Mehr denn je ist die Einstellung von externem Personal ein kritischer Erfolgsfaktor, der bedeutend das Wachstum und die zukünftige Profitabilität beeinflusst. Ebenso wie die Refinanzierung dieser entstehenden Personalkosten, gemessen am Aufwand, intern und extern.

Für 2023 erwarten wir zudem einen weiteren Anstieg der Löhne in der Pflege, hier sind vor allem der Mindestlohn bei Fachkräften von 17,65€ bzw. 18,25€ die Stunde und die Erwartungshaltung bei den Bewerbern entscheidend.

Grundsätzlich werden wir aber auch zukünftig in der Lage sein, sämtlichen Verpflichtungen fristgerecht nachkommen zu können.

3. Chancenbericht

Die KCS Medical ist im Gesundheitswesen tätig, welcher grundsätzlich von der konjunkturellen Entwicklung unabhängig ist.

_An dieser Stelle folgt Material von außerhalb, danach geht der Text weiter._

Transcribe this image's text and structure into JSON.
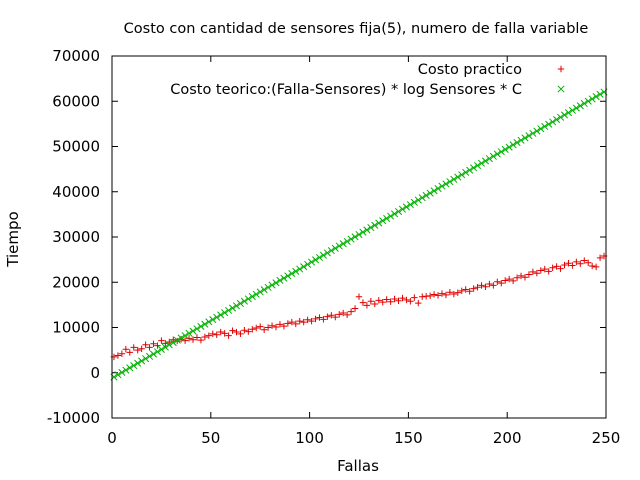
{
  "chart_data": {
    "type": "scatter",
    "title": "Costo con cantidad de sensores fija(5), numero de falla variable",
    "xlabel": "Fallas",
    "ylabel": "Tiempo",
    "xlim": [
      0,
      250
    ],
    "ylim": [
      -10000,
      70000
    ],
    "x_ticks": [
      0,
      50,
      100,
      150,
      200,
      250
    ],
    "y_ticks": [
      -10000,
      0,
      10000,
      20000,
      30000,
      40000,
      50000,
      60000,
      70000
    ],
    "x_tick_labels": [
      "0",
      "50",
      "100",
      "150",
      "200",
      "250"
    ],
    "y_tick_labels": [
      "-10000",
      "0",
      "10000",
      "20000",
      "30000",
      "40000",
      "50000",
      "60000",
      "70000"
    ],
    "grid": false,
    "legend_position": "top-right",
    "series": [
      {
        "name": "Costo practico",
        "marker": "plus",
        "color": "#e00000",
        "points": [
          [
            1,
            3500
          ],
          [
            3,
            3800
          ],
          [
            5,
            4200
          ],
          [
            7,
            5200
          ],
          [
            9,
            4500
          ],
          [
            11,
            5600
          ],
          [
            13,
            5000
          ],
          [
            15,
            5300
          ],
          [
            17,
            6200
          ],
          [
            19,
            5600
          ],
          [
            21,
            6400
          ],
          [
            23,
            6000
          ],
          [
            25,
            7100
          ],
          [
            27,
            6500
          ],
          [
            29,
            6800
          ],
          [
            31,
            7300
          ],
          [
            33,
            7000
          ],
          [
            35,
            7400
          ],
          [
            37,
            7100
          ],
          [
            39,
            7600
          ],
          [
            41,
            7300
          ],
          [
            43,
            7800
          ],
          [
            45,
            7200
          ],
          [
            47,
            7900
          ],
          [
            49,
            8200
          ],
          [
            51,
            8600
          ],
          [
            53,
            8400
          ],
          [
            55,
            9000
          ],
          [
            57,
            8700
          ],
          [
            59,
            8200
          ],
          [
            61,
            9300
          ],
          [
            63,
            9000
          ],
          [
            65,
            8600
          ],
          [
            67,
            9400
          ],
          [
            69,
            9100
          ],
          [
            71,
            9600
          ],
          [
            73,
            9900
          ],
          [
            75,
            10200
          ],
          [
            77,
            9500
          ],
          [
            79,
            10000
          ],
          [
            81,
            10400
          ],
          [
            83,
            10100
          ],
          [
            85,
            10700
          ],
          [
            87,
            10300
          ],
          [
            89,
            10900
          ],
          [
            91,
            11200
          ],
          [
            93,
            10800
          ],
          [
            95,
            11400
          ],
          [
            97,
            11200
          ],
          [
            99,
            11700
          ],
          [
            101,
            11400
          ],
          [
            103,
            11900
          ],
          [
            105,
            12200
          ],
          [
            107,
            11800
          ],
          [
            109,
            12400
          ],
          [
            111,
            12700
          ],
          [
            113,
            12300
          ],
          [
            115,
            12900
          ],
          [
            117,
            13200
          ],
          [
            119,
            12800
          ],
          [
            121,
            13500
          ],
          [
            123,
            14200
          ],
          [
            125,
            16800
          ],
          [
            127,
            15500
          ],
          [
            129,
            14900
          ],
          [
            131,
            15800
          ],
          [
            133,
            15200
          ],
          [
            135,
            16000
          ],
          [
            137,
            15600
          ],
          [
            139,
            16200
          ],
          [
            141,
            15700
          ],
          [
            143,
            16300
          ],
          [
            145,
            15900
          ],
          [
            147,
            16500
          ],
          [
            149,
            16100
          ],
          [
            151,
            15800
          ],
          [
            153,
            16600
          ],
          [
            155,
            15400
          ],
          [
            157,
            16800
          ],
          [
            159,
            16900
          ],
          [
            161,
            17000
          ],
          [
            163,
            17300
          ],
          [
            165,
            17100
          ],
          [
            167,
            17500
          ],
          [
            169,
            17200
          ],
          [
            171,
            17800
          ],
          [
            173,
            17400
          ],
          [
            175,
            17700
          ],
          [
            177,
            18100
          ],
          [
            179,
            18400
          ],
          [
            181,
            18000
          ],
          [
            183,
            18600
          ],
          [
            185,
            18900
          ],
          [
            187,
            19300
          ],
          [
            189,
            19000
          ],
          [
            191,
            19600
          ],
          [
            193,
            19300
          ],
          [
            195,
            20100
          ],
          [
            197,
            19800
          ],
          [
            199,
            20400
          ],
          [
            201,
            20700
          ],
          [
            203,
            20300
          ],
          [
            205,
            21000
          ],
          [
            207,
            21400
          ],
          [
            209,
            21100
          ],
          [
            211,
            21700
          ],
          [
            213,
            22300
          ],
          [
            215,
            22000
          ],
          [
            217,
            22600
          ],
          [
            219,
            22900
          ],
          [
            221,
            22400
          ],
          [
            223,
            23200
          ],
          [
            225,
            23500
          ],
          [
            227,
            23000
          ],
          [
            229,
            23800
          ],
          [
            231,
            24200
          ],
          [
            233,
            23700
          ],
          [
            235,
            24500
          ],
          [
            237,
            24100
          ],
          [
            239,
            24800
          ],
          [
            241,
            24300
          ],
          [
            243,
            23600
          ],
          [
            245,
            23400
          ],
          [
            247,
            25400
          ],
          [
            249,
            25800
          ]
        ]
      },
      {
        "name": "Costo teorico:(Falla-Sensores) * log Sensores * C",
        "marker": "x",
        "color": "#00b000",
        "points_linear": {
          "x_start": 1,
          "x_end": 250,
          "x_step": 2,
          "y_at_0": -1200,
          "slope": 254
        }
      }
    ]
  }
}
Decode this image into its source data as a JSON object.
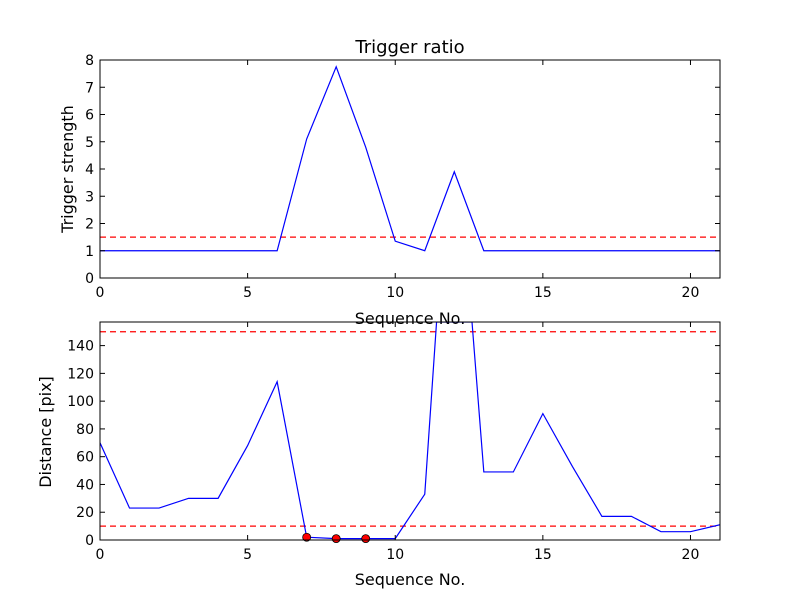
{
  "chart_data": [
    {
      "type": "line",
      "title": "Trigger ratio",
      "xlabel": "Sequence No.",
      "ylabel": "Trigger strength",
      "xlim": [
        0,
        21
      ],
      "ylim": [
        0,
        8
      ],
      "xticks": [
        0,
        5,
        10,
        15,
        20
      ],
      "yticks": [
        0,
        1,
        2,
        3,
        4,
        5,
        6,
        7,
        8
      ],
      "grid": false,
      "series": [
        {
          "style": "solid",
          "color": "#0000ff",
          "x": [
            0,
            1,
            2,
            3,
            4,
            5,
            6,
            7,
            8,
            9,
            10,
            11,
            12,
            13,
            14,
            15,
            16,
            17,
            18,
            19,
            20,
            21
          ],
          "y": [
            1.0,
            1.0,
            1.0,
            1.0,
            1.0,
            1.0,
            1.0,
            5.1,
            7.75,
            4.8,
            1.35,
            1.0,
            3.9,
            1.0,
            1.0,
            1.0,
            1.0,
            1.0,
            1.0,
            1.0,
            1.0,
            1.0
          ]
        }
      ],
      "hlines": [
        {
          "y": 1.5,
          "color": "#ff0000",
          "style": "dashed"
        }
      ]
    },
    {
      "type": "line",
      "title": "",
      "xlabel": "Sequence No.",
      "ylabel": "Distance [pix]",
      "xlim": [
        0,
        21
      ],
      "ylim": [
        0,
        157
      ],
      "xticks": [
        0,
        5,
        10,
        15,
        20
      ],
      "yticks": [
        0,
        20,
        40,
        60,
        80,
        100,
        120,
        140
      ],
      "grid": false,
      "series": [
        {
          "style": "solid",
          "color": "#0000ff",
          "x": [
            0,
            1,
            2,
            3,
            4,
            5,
            6,
            7,
            8,
            9,
            10,
            11,
            11.4,
            12.6,
            13,
            14,
            15,
            16,
            17,
            18,
            19,
            20,
            21
          ],
          "y": [
            70,
            23,
            23,
            30,
            30,
            68,
            114,
            2,
            1,
            1,
            1,
            33,
            157,
            157,
            49,
            49,
            91,
            53,
            17,
            17,
            6,
            6,
            11
          ]
        }
      ],
      "markers": {
        "color": "#ff0000",
        "x": [
          7,
          8,
          9
        ],
        "y": [
          2,
          1,
          1
        ]
      },
      "hlines": [
        {
          "y": 10,
          "color": "#ff0000",
          "style": "dashed"
        },
        {
          "y": 150,
          "color": "#ff0000",
          "style": "dashed"
        }
      ]
    }
  ]
}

Die Auswirkungen des demografischen Wandels im Bereich der professionellen Pflege sind bereits heute deutlich spürbar. Experten gehen davon aus, dass sich die Zahl der Pflegebedürftigen von derzeit 4,6 Millionen bis 2050 auf 7,25 Millionen erhöhen wird. (9,15) Demgegenüber besteht schon jetzt ein eklatanter Mangel an Pflegepersonal, der sich in den kommenden Jahren noch weiter verschärfen wird. Aktuell sind über 180.000 Stellen im medizinischen Bereich offen, diese Zahl soll sich mehr als verdoppeln auf über 500.000 offenen Stellen im gesamten medizinischen Bereich. Entgegen der Annahme und Aussage der Gegner der Personaldienstleitung, hat das Institut der Deutschen Wirtschaft (IW) nachgewiesen über eine IW-Kurzstudie aus April 2023, dass die Nutzung von Zeitarbeit eher eine Sicherung der Patientenversorgung und Kompensation des Mangels ist.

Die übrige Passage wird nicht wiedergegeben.